Este ano foi sobre não morrer.
Eu descobri que posso contar com a minha família. Meus irmãos, cunhada, meus sobrinhos, minha mãe e o meu pai também. De ações a orações, cada um esteve comigo nestes meses dolorosos, me acompanhando enquanto enfermo.
Posso contar com um punhado de amigos que, a despeito da distância, se dispuseram a me visitar.
Posso contar com novos amigos feitos no hospital, médicos, enfermeiros e técnicos de enfermagem que fizeram de tudo para me manter vivo, livre da dor o quanto possível e oferecendo conselhos, palavra de conforto, esperança.
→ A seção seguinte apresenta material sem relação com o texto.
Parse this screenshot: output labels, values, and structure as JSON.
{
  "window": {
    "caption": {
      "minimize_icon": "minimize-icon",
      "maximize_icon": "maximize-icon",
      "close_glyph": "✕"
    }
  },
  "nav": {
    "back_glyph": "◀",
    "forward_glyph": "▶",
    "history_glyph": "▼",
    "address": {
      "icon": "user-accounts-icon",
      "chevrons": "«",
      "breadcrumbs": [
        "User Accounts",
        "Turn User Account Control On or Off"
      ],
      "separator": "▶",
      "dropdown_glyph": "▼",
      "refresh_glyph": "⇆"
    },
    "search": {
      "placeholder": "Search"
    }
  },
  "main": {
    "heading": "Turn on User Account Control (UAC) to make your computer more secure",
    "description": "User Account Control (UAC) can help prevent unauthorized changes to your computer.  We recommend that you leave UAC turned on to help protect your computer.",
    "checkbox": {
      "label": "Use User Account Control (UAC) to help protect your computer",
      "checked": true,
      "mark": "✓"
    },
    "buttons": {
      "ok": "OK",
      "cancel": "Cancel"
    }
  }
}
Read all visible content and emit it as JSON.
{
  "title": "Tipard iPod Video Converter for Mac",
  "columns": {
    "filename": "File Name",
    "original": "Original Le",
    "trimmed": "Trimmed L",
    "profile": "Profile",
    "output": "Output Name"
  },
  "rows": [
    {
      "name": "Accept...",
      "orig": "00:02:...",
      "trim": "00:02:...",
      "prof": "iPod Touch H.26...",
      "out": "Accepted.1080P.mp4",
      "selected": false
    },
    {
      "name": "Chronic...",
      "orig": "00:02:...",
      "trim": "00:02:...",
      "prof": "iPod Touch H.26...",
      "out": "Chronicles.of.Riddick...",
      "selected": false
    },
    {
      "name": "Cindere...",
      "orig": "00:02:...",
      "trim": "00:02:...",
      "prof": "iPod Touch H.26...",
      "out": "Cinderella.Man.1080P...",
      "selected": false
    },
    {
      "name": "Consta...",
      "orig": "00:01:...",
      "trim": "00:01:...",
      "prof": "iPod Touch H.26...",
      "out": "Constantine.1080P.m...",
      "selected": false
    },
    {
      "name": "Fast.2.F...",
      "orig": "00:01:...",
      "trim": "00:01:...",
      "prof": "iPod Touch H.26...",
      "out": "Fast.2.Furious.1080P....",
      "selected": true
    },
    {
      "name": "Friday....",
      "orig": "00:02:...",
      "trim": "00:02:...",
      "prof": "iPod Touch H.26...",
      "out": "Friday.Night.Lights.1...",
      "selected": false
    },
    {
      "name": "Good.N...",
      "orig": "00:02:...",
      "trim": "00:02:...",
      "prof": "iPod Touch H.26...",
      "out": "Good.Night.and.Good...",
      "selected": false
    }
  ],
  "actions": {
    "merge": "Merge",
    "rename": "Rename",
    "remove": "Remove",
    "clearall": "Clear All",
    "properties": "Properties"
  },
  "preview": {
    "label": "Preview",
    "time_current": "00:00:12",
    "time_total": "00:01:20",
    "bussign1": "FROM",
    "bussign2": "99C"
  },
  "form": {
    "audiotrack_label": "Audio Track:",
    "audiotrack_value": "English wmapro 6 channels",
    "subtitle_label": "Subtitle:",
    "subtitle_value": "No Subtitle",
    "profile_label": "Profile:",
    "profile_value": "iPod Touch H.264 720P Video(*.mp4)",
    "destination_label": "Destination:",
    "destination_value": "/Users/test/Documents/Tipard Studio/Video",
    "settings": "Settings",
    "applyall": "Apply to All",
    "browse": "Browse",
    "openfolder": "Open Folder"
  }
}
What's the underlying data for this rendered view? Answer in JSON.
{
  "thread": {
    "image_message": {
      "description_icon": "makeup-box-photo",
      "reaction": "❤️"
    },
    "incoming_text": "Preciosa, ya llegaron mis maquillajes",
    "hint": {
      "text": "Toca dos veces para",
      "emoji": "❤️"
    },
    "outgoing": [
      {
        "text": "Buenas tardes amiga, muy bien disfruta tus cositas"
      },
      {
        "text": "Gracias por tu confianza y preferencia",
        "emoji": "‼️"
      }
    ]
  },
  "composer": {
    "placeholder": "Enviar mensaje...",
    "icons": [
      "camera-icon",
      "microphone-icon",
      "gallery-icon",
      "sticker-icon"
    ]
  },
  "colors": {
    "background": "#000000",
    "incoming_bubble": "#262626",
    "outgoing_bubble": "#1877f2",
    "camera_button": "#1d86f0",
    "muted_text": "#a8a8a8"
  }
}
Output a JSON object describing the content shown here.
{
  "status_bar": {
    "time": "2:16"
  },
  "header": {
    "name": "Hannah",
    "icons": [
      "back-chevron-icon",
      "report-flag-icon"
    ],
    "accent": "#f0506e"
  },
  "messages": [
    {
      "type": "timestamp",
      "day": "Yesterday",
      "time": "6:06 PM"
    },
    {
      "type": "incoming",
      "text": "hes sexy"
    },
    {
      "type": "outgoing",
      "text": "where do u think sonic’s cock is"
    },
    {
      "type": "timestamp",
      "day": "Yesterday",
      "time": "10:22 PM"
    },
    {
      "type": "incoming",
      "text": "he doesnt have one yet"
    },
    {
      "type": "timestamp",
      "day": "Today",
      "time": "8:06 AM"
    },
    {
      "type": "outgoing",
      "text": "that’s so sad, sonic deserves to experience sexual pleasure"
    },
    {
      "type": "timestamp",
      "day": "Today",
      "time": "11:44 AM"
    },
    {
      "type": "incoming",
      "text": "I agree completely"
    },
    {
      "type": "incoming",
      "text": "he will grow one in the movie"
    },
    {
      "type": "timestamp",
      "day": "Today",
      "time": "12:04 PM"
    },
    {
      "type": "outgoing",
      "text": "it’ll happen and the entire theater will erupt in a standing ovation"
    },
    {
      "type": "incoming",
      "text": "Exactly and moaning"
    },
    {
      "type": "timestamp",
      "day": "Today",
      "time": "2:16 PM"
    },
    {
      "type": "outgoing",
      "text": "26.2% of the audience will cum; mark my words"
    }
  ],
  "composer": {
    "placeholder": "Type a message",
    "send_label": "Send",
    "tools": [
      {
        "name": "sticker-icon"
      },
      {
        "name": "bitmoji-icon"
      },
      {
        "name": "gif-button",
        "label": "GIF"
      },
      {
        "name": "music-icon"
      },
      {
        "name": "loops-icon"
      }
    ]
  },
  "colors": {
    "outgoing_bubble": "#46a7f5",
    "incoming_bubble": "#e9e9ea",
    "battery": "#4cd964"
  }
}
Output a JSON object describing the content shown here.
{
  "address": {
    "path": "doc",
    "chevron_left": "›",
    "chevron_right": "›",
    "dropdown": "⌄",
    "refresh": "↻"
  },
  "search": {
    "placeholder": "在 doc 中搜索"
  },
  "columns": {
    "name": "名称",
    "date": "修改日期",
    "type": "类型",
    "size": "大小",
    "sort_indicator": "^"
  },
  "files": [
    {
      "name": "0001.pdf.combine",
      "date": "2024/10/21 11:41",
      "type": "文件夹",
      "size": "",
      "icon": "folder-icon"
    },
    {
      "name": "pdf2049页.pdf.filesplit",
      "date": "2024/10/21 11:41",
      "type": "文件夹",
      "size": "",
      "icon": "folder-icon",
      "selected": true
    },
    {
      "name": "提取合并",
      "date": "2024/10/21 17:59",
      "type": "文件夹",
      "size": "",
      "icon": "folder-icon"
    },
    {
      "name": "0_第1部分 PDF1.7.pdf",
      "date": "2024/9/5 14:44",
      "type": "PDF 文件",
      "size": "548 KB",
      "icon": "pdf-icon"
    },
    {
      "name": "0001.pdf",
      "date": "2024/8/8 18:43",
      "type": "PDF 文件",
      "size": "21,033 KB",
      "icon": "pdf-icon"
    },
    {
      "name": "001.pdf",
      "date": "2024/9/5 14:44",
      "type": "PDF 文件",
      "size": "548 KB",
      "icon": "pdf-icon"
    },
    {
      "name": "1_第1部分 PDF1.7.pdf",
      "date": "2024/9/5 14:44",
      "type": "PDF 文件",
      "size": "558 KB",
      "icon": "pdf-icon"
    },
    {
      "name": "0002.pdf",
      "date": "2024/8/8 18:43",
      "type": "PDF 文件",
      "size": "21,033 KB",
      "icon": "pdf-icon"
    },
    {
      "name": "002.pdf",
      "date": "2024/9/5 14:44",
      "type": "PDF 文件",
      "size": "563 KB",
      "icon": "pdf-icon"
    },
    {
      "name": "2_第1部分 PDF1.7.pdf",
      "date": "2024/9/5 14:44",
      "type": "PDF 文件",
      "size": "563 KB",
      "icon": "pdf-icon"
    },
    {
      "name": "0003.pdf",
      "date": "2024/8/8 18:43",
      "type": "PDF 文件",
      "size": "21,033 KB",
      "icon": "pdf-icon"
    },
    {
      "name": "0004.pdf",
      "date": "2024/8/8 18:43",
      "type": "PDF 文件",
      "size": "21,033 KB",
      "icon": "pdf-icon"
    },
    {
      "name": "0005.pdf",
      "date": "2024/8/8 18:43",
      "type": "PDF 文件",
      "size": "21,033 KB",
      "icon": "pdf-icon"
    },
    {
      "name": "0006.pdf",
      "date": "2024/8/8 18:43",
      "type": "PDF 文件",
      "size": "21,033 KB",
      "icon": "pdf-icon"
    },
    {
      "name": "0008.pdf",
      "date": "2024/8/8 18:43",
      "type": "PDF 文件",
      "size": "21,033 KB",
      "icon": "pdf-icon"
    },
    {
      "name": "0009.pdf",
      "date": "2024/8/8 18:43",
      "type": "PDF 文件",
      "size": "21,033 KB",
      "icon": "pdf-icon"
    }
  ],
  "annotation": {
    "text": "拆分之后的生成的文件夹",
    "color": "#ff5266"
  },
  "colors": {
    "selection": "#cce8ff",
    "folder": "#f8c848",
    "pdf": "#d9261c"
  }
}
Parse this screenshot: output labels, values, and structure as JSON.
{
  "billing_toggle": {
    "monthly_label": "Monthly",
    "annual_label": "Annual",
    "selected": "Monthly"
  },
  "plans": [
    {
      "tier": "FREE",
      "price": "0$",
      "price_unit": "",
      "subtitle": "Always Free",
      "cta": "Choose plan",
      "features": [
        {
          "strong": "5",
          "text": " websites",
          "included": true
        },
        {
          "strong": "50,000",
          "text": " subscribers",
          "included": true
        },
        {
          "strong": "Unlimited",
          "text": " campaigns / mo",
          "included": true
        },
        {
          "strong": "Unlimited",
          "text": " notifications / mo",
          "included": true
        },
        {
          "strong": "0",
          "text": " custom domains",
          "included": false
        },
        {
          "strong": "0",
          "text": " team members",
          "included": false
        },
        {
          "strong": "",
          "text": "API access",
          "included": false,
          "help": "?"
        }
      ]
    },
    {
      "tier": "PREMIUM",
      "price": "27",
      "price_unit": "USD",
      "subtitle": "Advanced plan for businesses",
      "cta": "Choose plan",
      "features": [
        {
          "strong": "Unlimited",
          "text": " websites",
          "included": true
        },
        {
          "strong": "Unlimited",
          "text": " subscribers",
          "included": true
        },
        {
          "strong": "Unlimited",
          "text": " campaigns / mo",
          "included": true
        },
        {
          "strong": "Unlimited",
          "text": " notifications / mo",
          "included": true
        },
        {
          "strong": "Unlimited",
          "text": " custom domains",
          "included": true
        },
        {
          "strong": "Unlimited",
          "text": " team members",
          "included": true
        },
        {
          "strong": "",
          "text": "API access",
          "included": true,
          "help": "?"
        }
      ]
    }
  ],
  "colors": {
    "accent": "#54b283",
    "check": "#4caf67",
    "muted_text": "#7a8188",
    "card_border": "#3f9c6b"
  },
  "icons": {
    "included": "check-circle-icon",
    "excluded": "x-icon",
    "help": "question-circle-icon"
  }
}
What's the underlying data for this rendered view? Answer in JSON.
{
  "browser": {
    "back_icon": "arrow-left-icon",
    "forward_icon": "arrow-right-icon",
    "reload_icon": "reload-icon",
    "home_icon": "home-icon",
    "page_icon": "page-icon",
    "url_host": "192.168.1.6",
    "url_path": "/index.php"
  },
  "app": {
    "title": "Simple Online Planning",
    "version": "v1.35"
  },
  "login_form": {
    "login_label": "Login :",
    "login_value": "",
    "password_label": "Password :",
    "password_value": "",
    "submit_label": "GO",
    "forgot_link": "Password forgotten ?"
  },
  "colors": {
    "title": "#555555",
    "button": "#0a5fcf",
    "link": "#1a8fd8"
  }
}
Algo que me incomodou muito foi a forma que o atendimento particular tratou a doença. Claramente eu precisava ser internado já em setembro. Fiz exames de sangue, raio x, ultrassom, tomografia computadorizada e certamente alguma coisa estava ali já. Mas não houve indicação alguma para internação.
Já na rede pública, estima-se que aplicaram nas minhas veias aproximadamente 30 mil reais só em antibióticos. Viva o SUS!
2024 foi de longe o ano mais tenso da minha vida. eu me despeço dele sem saudade alguma, com essa sensação de terra arrasada, reaprendendo a andar e tentando retomar minha autonomia. Ainda preciso de muitos cuidados.
2025 tem no topo da minha lista de prioridades minha recuperação completa e então pensarei no que fazer. uma lista simples. Saúde, o resto a gente corre atrás.